CBA is often touted as the biggest holding in widely held ASX 200 ETFs like VAS, IOZ, A200 and STW, which has led some market commentators to link the bank’s price surge to ETF-buying activity. Yet, research from ETF Shares shows these ETFs collectively own approximately 1.34 per cent of CBA’s total shares on issue – around 22.4 million shares out of 1.7 billion.
“Since 1 January, these ETFs have bought about 1.8 million CBA shares over the 125 trading days this year. Assuming smooth flows, that works out to buying 15,000 shares a day. Now, CBA trades on average around 2.1 million shares a day. Meaning these ETFs are responsible for less than 1 per cent of CBA’s average daily trading volume. That’s not enough to move the market on a company this large,” David Tuckwell wrote on LinkedIn.
He also pointed out a critical nuance often missed – much of the money flowing into ASX 200 ETFs is recycled from active funds or direct shareholdings already exposed to CBA.
“What we’ve often seen in ASX 200 ETF flows is money shifting sideways. It does not logically follow from the fact that ASX 200 ETFs experience inflows that aggregate demand for CBA’s shares is therefore increasing,” Tuckwell said.
If ETFs were truly behind the surge, he argued, similar effects would be evident in other large-cap stocks. Yet, BHP – the second largest ASX stock with an 8 per cent index weight – is down 9 per cent year-to-date.
Tuckwell also argued against conflating ETF inflows with index inclusion effects, arguing the two operate under different market dynamics.
“Index inclusion is well-known for sparking rallies. Arena REIT jumped 5–7 per cent on joining the ASX 200 in 2022. Boss Energy soared 20 per cent in December 2023 on the same news. Tesla’s 70 per cent rally ahead of its S&P 500 inclusion in 2020 is perhaps the most dramatic recent example,” he said.
“But index inclusion and subsequent rallies predate ETFs, and they’re not driven by passive vehicles alone. Active managers pile in too.”

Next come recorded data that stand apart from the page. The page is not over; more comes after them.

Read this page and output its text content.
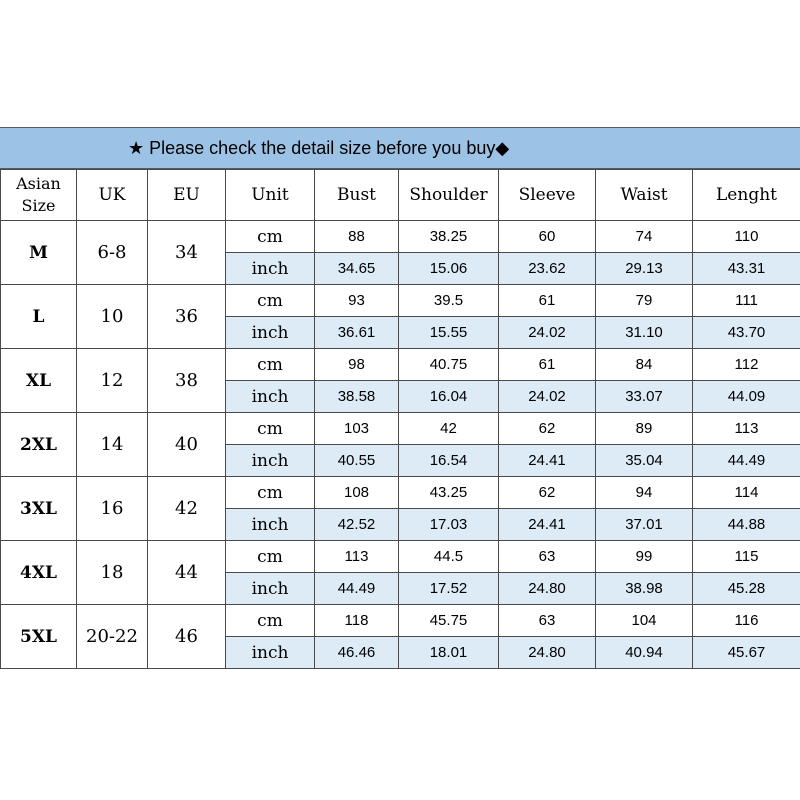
★ Please check the detail size before you buy◆
Asian
Size	UK	EU	Unit	Bust	Shoulder	Sleeve	Waist	Lenght
M	6-8	34	cm	88	38.25	60	74	110
			inch	34.65	15.06	23.62	29.13	43.31
L	10	36	cm	93	39.5	61	79	111
			inch	36.61	15.55	24.02	31.10	43.70
XL	12	38	cm	98	40.75	61	84	112
			inch	38.58	16.04	24.02	33.07	44.09
2XL	14	40	cm	103	42	62	89	113
			inch	40.55	16.54	24.41	35.04	44.49
3XL	16	42	cm	108	43.25	62	94	114
			inch	42.52	17.03	24.41	37.01	44.88
4XL	18	44	cm	113	44.5	63	99	115
			inch	44.49	17.52	24.80	38.98	45.28
5XL	20-22	46	cm	118	45.75	63	104	116
			inch	46.46	18.01	24.80	40.94	45.67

While ETFs could theoretically wield more influence as their market share grows, Tuckwell suggested current evidence shows they are a convenient scapegoat for CBA’s rally.
“Could ETFs one day become so large that they do set CBA’s price? Theoretically, yes. But we’re nowhere near there yet,” he said.

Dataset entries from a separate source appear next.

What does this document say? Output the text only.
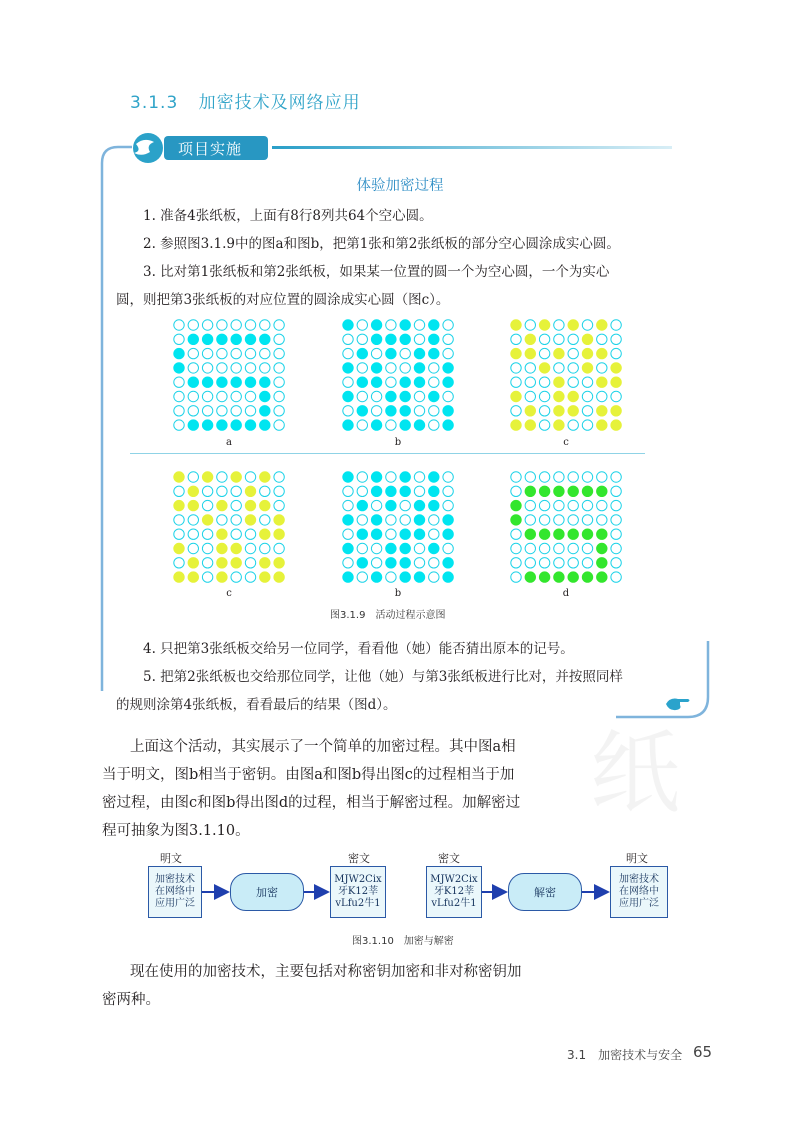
3.1.3 加密技术及网络应用
项目实施
体验加密过程
1. 准备4张纸板，上面有8行8列共64个空心圆。
2. 参照图3.1.9中的图a和图b，把第1张和第2张纸板的部分空心圆涂成实心圆。
3. 比对第1张纸板和第2张纸板，如果某一位置的圆一个为空心圆，一个为实心
圆，则把第3张纸板的对应位置的圆涂成实心圆（图c）。
a	b	c
c	b	d
图3.1.9　活动过程示意图
4. 只把第3张纸板交给另一位同学，看看他（她）能否猜出原本的记号。
5. 把第2张纸板也交给那位同学，让他（她）与第3张纸板进行比对，并按照同样
的规则涂第4张纸板，看看最后的结果（图d）。
纸
上面这个活动，其实展示了一个简单的加密过程。其中图a相当于明文，图b相当于密钥。由图a和图b得出图c的过程相当于加密过程，由图c和图b得出图d的过程，相当于解密过程。加解密过程可抽象为图3.1.10。
明文	密文	密文	明文
加密技术
在网络中
应用广泛
加密
MJW2Cix
牙K12莘
vLfu2牛1
MJW2Cix
牙K12莘
vLfu2牛1
解密
加密技术
在网络中
应用广泛
图3.1.10　加密与解密
现在使用的加密技术，主要包括对称密钥加密和非对称密钥加密两种。
3.1　加密技术与安全 65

“For now, ETF flows look more like a scapegoat. The search continues for the real driver of what’s fast becoming the most hated rally on the ASX.”
In recent months, superannuation funds, too, have come under scrutiny for allegedly distorting equity markets and inflating Commonwealth Bank’s share price through their size and benchmark-driven investment strategies.
“The big issue in Australia is the concentration of industry funds. Whenever you get concentration of power, you get trouble,” PM Capital’s Paul Moore recently said. “The problem is, the industry super funds in Australia have supercharged the passive impact.”
Betashares executive director Cameron Gleeson also acknowledged the outsized influence of large super funds in equity markets but pushed back on the idea that passive investing itself is responsible for the rally.
“It isn’t passive itself that has driven what has happened with the banks,” he said in May.
“Absolutely right, big super is the gorilla in the room. Your Future, Your Super has changed the way these fundamentally active managers have had to manager their portfolios.”
Gleeson pointed instead to reports of increased buying activity in the banking sector last year as funds sought to reduce underweights in key financial stocks – a dynamic that, he suggested, played a more material role in pushing up prices.
“There’s been comments around big super being at limits in terms of Australian equities, and they’ve reduced buying within Australian banks this year,” he said.
“If you want to break it down, it’s certainly big super that owns a quarter to a third of the Australian equities market, rather than straight index or straight ETF.”